知人は60代夫婦で、二人(長男・次男)の子供がおります。
長男は既に家庭を持っていて独立済みなのですが、次男はまだ独身です。
そろそろ結婚を考えて欲しいと思っていた矢先、現在交際中の相手がバツイチの年上女性ということが分かり、どうしても結婚を許せない気持ちだそうです。
次男を説得しましたが、話し合いが平行線のままで、断腸の思いで勘当する覚悟のようです。

そこで、万が一夫妻が死亡した際、次男に自分達の財産を渡したくない考えなのですが、現在取れる確実な手段を教えて欲しいのです。

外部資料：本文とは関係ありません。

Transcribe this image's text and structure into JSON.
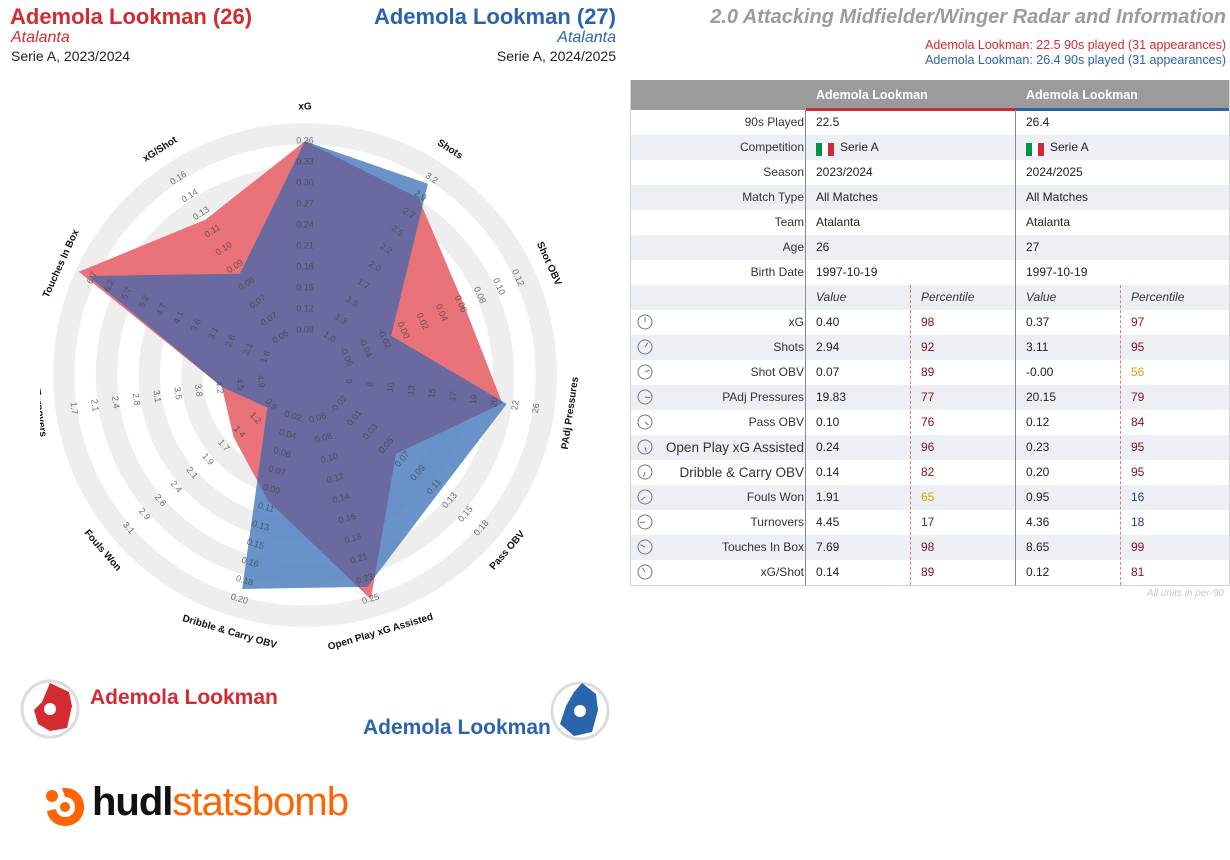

相続放棄の手続きは被相続人の死後しか出来ないと聞きました。
遺留分は致し方ないのでしょうが、なるべく多くの財産を長男へ渡したいと悩んでいます。

どうぞお知恵をお貸し下さい。

ぱちほそさん (愛知県/36歳/女性)

こんにちは、司法書士 小林彰と申します。

遺留分を致し方ないとお考えであれば、
(1)次男さん以外に全ての財産を相続させる旨の遺言を残す
(2)遺留分を考慮した形での相続割合での遺言を残す(次男さんにも財産を残す)方法が考えられます。
(1)の場合、遺留分を侵害する遺言であっても無効でありませんし、相続発生後、次男さんが遺留分減殺請求をしてこなければそのままです。
分割のし難い不動産等だけでなく、現金や換金性の高い財産を残せるといざ請求された時に特によいですね。
(2)を選ぶとあまり今回の希望には合わないのかもしれません。
いずれにせよ、財産の額によって多少の費用がかかりますが、公証役場でのお手続きをお勧めします。

遺留分については、被相続人の生前にできる「遺留分の放棄」(民法1043条)という手続きもあります。
これは次男さんが家庭裁判所に手続きをし、裁判所の許可を得る必要があるので難しいかもしれません。

また民法第892条に『推定相続人の廃除』という規定があります。
要件(廃除事由)は、「被相続人に対する虐待・重大な侮辱、推定相続人の著しい非行」です。この相続人の廃除は被相続人が家庭裁判所に対して行います。遺言でもできます。
廃除された推定相続人は、相続人にはなれません。
ただ、今回のケースではこれには該当しないようですね。

これ以外にも方法は色々と考えられますが、まずは、突然の不幸に備えて遺言を残しましょう。

損をさせない司法書士 小林彰

評価・お礼

ぱちほそさん
生前に遺産放棄は出来なくとも遺留分放棄が出来るのですね!
小林先生のアドバイスを読んでいて、可能ならば、次男さんに遺留分放棄してもらい、夫妻夫々が長男へ相続させたい旨の遺言書を残すというのが良いように思われるのですが、遺留分放棄の裁判所の判断はどのようなケースだとOKしてもらえるのでしょうか?